给定一个包含混合数据类型的列的pandas.DataFrame,例如。
df = pd.DataFrame({'mixed': [pd.Timestamp('2020-10-04'), 999, 'a string']})我想知道如何获得列(Series)中各个对象的数据类型?假设我想修改级数中属于某种类型的所有条目,就像用某种因子乘以所有整数一样。
我可以迭代地派生一个掩码并在loc中使用它,如
m = np.array([isinstance(v, int) for v in df['mixed']])
df.loc[m, 'mixed'] *= 10
# df
# mixed
# 0 2020-10-04 00:00:00
# 1 9990
# 2 a string这是个诀窍,但我想知道是否有一种更多的pandas抽搐的方式来做到这一点呢?
发布于 2020-10-13 06:51:56
一种方法是用to_numeric和errors='coerce'测试数字,以及不缺少的值:
m = pd.to_numeric(df['mixed'], errors='coerce').notna()
df.loc[m, 'mixed'] *= 10
print (df)
mixed
0 2020-10-04 00:00:00
1 9990
2 a string不幸的是,是缓慢的,另一些想法:
N = 1000000
df = pd.DataFrame({'mixed': [pd.Timestamp('2020-10-04'), 999, 'a string'] * N})

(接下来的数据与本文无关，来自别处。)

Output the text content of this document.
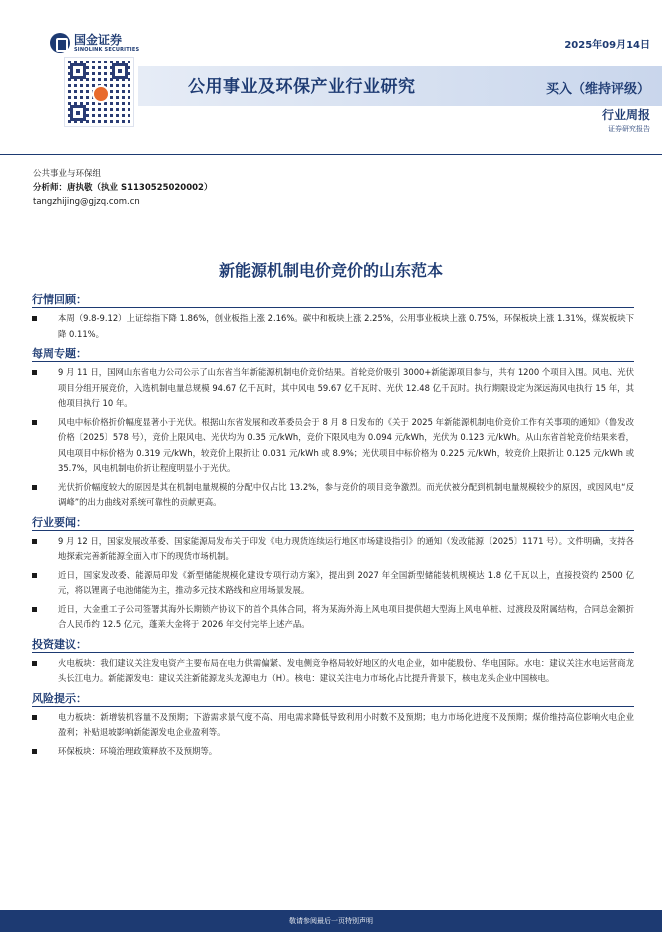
国金证券
SINOLINK SECURITIES	2025年09月14日
公用事业及环保产业行业研究	买入（维持评级）
行业周报
证券研究报告
公共事业与环保组
分析师：唐执敬（执业 S1130525020002）
tangzhijing@gjzq.com.cn
新能源机制电价竞价的山东范本
行情回顾：
本周（9.8-9.12）上证综指下降 1.86%，创业板指上涨 2.16%。碳中和板块上涨 2.25%，公用事业板块上涨 0.75%，环保板块上涨 1.31%，煤炭板块下降 0.11%。
每周专题：
9 月 11 日，国网山东省电力公司公示了山东省当年新能源机制电价竞价结果。首轮竞价吸引 3000+新能源项目参与，共有 1200 个项目入围。风电、光伏项目分组开展竞价，入选机制电量总规模 94.67 亿千瓦时，其中风电 59.67 亿千瓦时、光伏 12.48 亿千瓦时。执行期限设定为深远海风电执行 15 年，其他项目执行 10 年。
风电中标价格折价幅度显著小于光伏。根据山东省发展和改革委员会于 8 月 8 日发布的《关于 2025 年新能源机制电价竞价工作有关事项的通知》（鲁发改价格〔2025〕578 号），竞价上限风电、光伏均为 0.35 元/kWh，竞价下限风电为 0.094 元/kWh，光伏为 0.123 元/kWh。从山东省首轮竞价结果来看，风电项目中标价格为 0.319 元/kWh，较竞价上限折让 0.031 元/kWh 或 8.9%；光伏项目中标价格为 0.225 元/kWh，较竞价上限折让 0.125 元/kWh 或 35.7%，风电机制电价折让程度明显小于光伏。
光伏折价幅度较大的原因是其在机制电量规模的分配中仅占比 13.2%，参与竞价的项目竞争激烈。而光伏被分配到机制电量规模较少的原因，或因风电“反调峰”的出力曲线对系统可靠性的贡献更高。
行业要闻：
9 月 12 日，国家发展改革委、国家能源局发布关于印发《电力现货连续运行地区市场建设指引》的通知（发改能源〔2025〕1171 号）。文件明确，支持各地探索完善新能源全面入市下的现货市场机制。
近日，国家发改委、能源局印发《新型储能规模化建设专项行动方案》，提出到 2027 年全国新型储能装机规模达 1.8 亿千瓦以上，直接投资约 2500 亿元，将以锂离子电池储能为主，推动多元技术路线和应用场景发展。
近日，大金重工子公司签署其海外长期锁产协议下的首个具体合同，将为某海外海上风电项目提供超大型海上风电单桩、过渡段及附属结构，合同总金额折合人民币约 12.5 亿元，蓬莱大金将于 2026 年交付完毕上述产品。
投资建议：
火电板块：我们建议关注发电资产主要布局在电力供需偏紧、发电侧竞争格局较好地区的火电企业，如申能股份、华电国际。水电：建议关注水电运营商龙头长江电力。新能源发电：建议关注新能源龙头龙源电力（H）。核电：建议关注电力市场化占比提升背景下，核电龙头企业中国核电。
风险提示：
电力板块：新增装机容量不及预期；下游需求景气度不高、用电需求降低导致利用小时数不及预期；电力市场化进度不及预期；煤价维持高位影响火电企业盈利；补贴退坡影响新能源发电企业盈利等。
环保板块：环境治理政策释放不及预期等。
敬请参阅最后一页特别声明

In [29]: %timeit df.mixed.map(lambda x : type(x).__name__)=='int'
1.26 s ± 83.8 ms per loop (mean ± std. dev. of 7 runs, 1 loop each)
In [30]: %timeit np.array([isinstance(v, int) for v in df['mixed']])
1.12 s ± 77.9 ms per loop (mean ± std. dev. of 7 runs, 1 loop each)
In [31]: %timeit pd.to_numeric(df['mixed'], errors='coerce').notna()
3.07 s ± 55.2 ms per loop (mean ± std. dev. of 7 runs, 1 loop each)In [34]: %timeit ([isinstance(v, int) for v in df['mixed']])
909 ms ± 8.45 ms per loop (mean ± std. dev. of 7 runs, 1 loop each)
In [35]: %timeit df.mixed.map(lambda x : type(x))=='int'
877 ms ± 8.69 ms per loop (mean ± std. dev. of 7 runs, 1 loop each)
In [36]: %timeit df.mixed.map(lambda x : type(x) =='int')
842 ms ± 6.29 ms per loop (mean ± std. dev. of 7 runs, 1 loop each)
In [37]: %timeit df.mixed.map(lambda x : isinstance(x, int))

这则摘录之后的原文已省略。